Umweltstörungen treffen grosse Arten am stärksten

Um Ökosysteme zu schützen, ist es wichtig zu verstehen, wie Umweltstörungen, wie beispielsweise Waldbrände oder Wirbelstürme, die Natur beeinflussen. Wie sich deren Häufigkeit und Intensität auf kleine und grosse Organismen auswirken, zeigt nun eine Studie der Eawag und Universität Zürich. Demnach sind grosse Arten stärker von Störungen betroffen als kleine Arten, was die Grössenverteilung innerhalb ökologischer Gemeinschaften beeinflusst.
Waldbrände, Dürren, oder Tropenstürme sind nur einige Beispiele für Umwelt-Störungen. (Bild: Pixabay)

Ein grundlegendes Merkmal von ökologischen Gemeinschaften ist, dass kleine Organismen häufiger vorkommen als grosse. Diese sogenannten «ökologischen Pyramiden» finden sich in terrestrischen als auch aquatischen Systemen. Je nachdem welchen Platz die Organismen in den Pyramiden einnehmen, unterscheiden sich ihre ökologischen Funktionen und sie reagieren anders auf Einwirkungen von Menschen. Beispielsweise haben Wissenschaftlerinnen und Wissenschaftler ausgiebig untersucht, wie sich die Fischerei auf die Grössenverteilung der Fische in marinen Systemen auswirkt. Ein generelles Verständnis für andere Ökosysteme fehlt jedoch bisher.

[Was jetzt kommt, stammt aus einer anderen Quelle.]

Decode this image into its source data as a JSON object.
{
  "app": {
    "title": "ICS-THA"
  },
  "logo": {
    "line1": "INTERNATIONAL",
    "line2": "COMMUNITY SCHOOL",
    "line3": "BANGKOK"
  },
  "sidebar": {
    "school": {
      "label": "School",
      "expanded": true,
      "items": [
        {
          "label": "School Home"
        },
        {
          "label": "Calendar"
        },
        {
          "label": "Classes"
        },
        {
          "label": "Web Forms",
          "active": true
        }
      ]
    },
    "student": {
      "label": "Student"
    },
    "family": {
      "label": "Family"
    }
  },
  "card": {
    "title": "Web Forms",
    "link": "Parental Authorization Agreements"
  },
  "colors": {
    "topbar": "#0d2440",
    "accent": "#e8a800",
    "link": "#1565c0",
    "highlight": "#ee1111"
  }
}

«Zu verstehen, wie ökologische Gemeinschaften auf Störungen reagieren, ist aber im Hinblick auf globale Umweltveränderungen essentiell», sagt Claire Jacquet, Postdoc in der Eawag-Gruppe «Räumliche Dynamiken», die von Florian Altermatt, Professor für aquatische Ökologie an der Universität Zürich, geleitet wird.

Nun hat das Team der Eawag und Universität Zürich gezeigt, dass grosse Organismen viel stärker unter Umweltstörungen leiden als kleine. Je häufiger Störungen auftreten, desto mehr verstärkt sich dieser Effekt und insbesondere erhöht sich die Wahrscheinlichkeit, dass grosse Arten aussterben und sich die Grössenverteilung der Artgemeinschaften verändert.

Experimente bestätigen Theorie

Um die Dynamik ökologischer Pyramiden zu untersuchen, kombinierten die Forschenden zwei sich ergänzende Ansätze. Erstens entwickelten sie ein mathematisches Modell. Dieses berechnet die Biomasse von Gemeinschaften, wenn sie Störungen von unterschiedlicher Häufigkeit und Intensität ausgesetzt sind.

Zweitens verifizierte das Team die Ergebnisse des mathematischen Modells im Labor. Dazu untersuchten sie aquatische Gemeinschaften, die sich aus 13 Protistenarten (Einzellern) und mehreren Süsswasserbakterienarten zusammensetzten, deren Grössen um mehrere Grössenordnungen variierten. Diese Mikrokosmen setzten sie unterschiedlich häufigen und starken Störungen aus, indem sie die Sterblichkeit innerhalb der Artgemeinschaften systematisch manipulierten. Auf diese Weise lassen sich natürliche Umweltstörungen nachahmen.

Anschliessend bestimmten die Forschenden die Gesamtbiomasse der Mini-Ökosysteme sowie die Häufigkeit der einzelnen Arten. Diese kontrollierten Experimente erlaubte ihnen, verallgemeinerbare Schlussfolgerungen zu formulieren.

Demnach stimmten die Laborergebnisse mit dem mathematischen Modell überein. Sie zeigten, dass seltener auftretende Störungen einen geringeren Einfluss auf die Form der ökologischen Pyramiden aufweisen als solche, die häufiger oder mit höherer Intensität auftreten. Zudem gelang es kleinen Organismen jeweils besser, Störungen zu überstehen als grossen.

Reproduktionsrate erklärt Phänomen

Die Wissenschaftler erklären diese Dynamik wie folgt: Kleine Tiere vermehren sich viel schneller als grosse, was bedeutet, dass die Zeit zwischen zwei Generationen kürzer ist. «Die Reproduktionsrate bestimmt somit auch, wie schnell die Tiere auf Veränderungen ihrer Umwelt reagieren können», erklärt Claire Jacquet. Dementsprechend brauchen grosse Tiere im Vergleich zu kleinen Tieren mehr Zeit zwischen zwei Störungsereignissen, um sich vollständig zu erholen.

«Unsere Studie lässt sich auf ein breites Spektrum von realistischen Szenarien übertragen», sagt Florian Altermatt. «Erst dieses Verständnis erlaubt uns überhaupt, Auswirkungen von Störungen in natürlichen Systemen zu mildern.»